Leveraging configurable fleet management software allows you to create systems and workflows that maximize the efficiency of your specialized assets. Fleet managers have complete control of how they manage their assets and gain maximum visibility throughout their operation.
Tailoring Inspection Forms
Whether your trucks are upfitted or have special features, traditional paper inspection forms don’t work for your fleet, as they leave off important aspects that must be inspected for safety. Using fleet management software to manage inspections allows you to customize your inspection forms to include items like:
- Ladder racks
- Packer blades
Including these items in your vehicle inspection process allows your operators to quickly identify issues and communicate them with you to avoid compounding issues and unnecessary downtime.

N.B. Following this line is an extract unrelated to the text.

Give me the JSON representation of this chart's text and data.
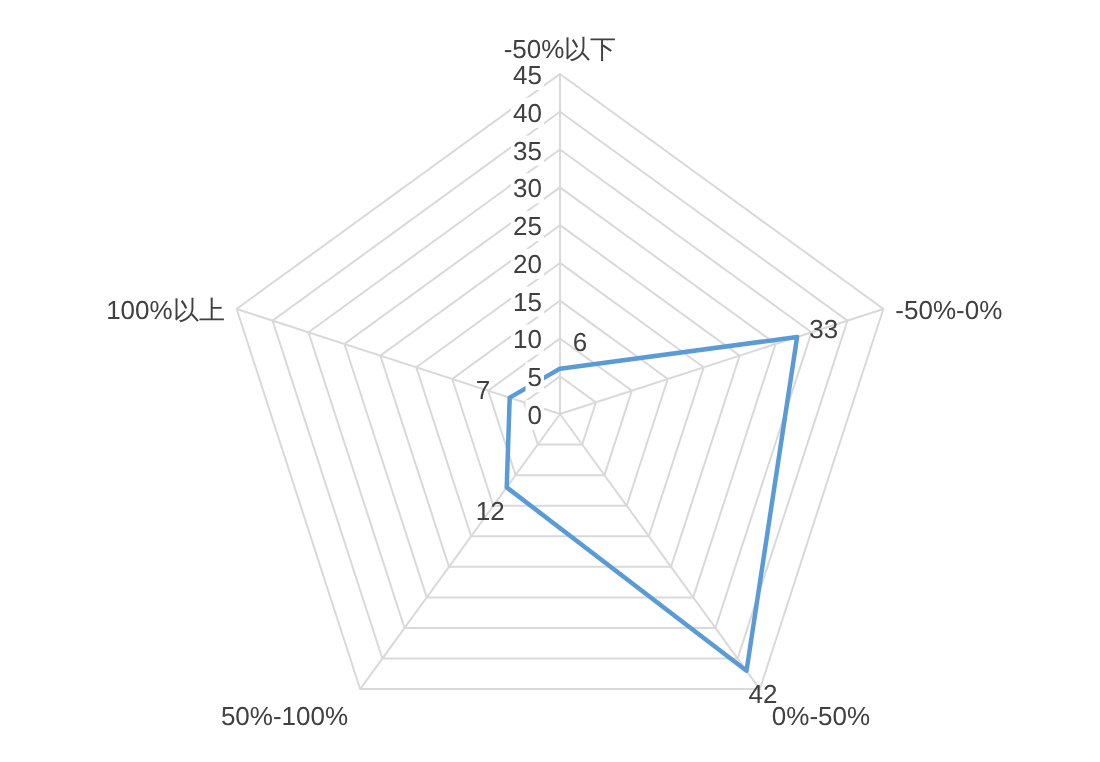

Optimizing Maintenance Schedules
Because specialized assets are so expensive, you often don’t have back-up vehicles if breakdowns occur. This can be a problem for fleets that don’t have the luxury of a flexible schedule. Handling truck fleet maintenance efficiently is important to maintaining uptime and avoiding serious issues on your routes.
Along with automating service reminders for preventive maintenance, fleet managers must carefully schedule maintenance to avoid conflicting with the workday. For waste management fleets, this may mean scheduling all maintenance in the afternoon or evening. Utility fleets may need to take the weather into account, as strong storms may cause your fleet to be busier than usual.
As a fleet manager, you must oversee every aspect of the maintenance process. Fleet management software empowers you to manage all maintenance activity in real time, schedule repairs efficiently and track all expenses and service history to make the best decisions for your fleet’s future.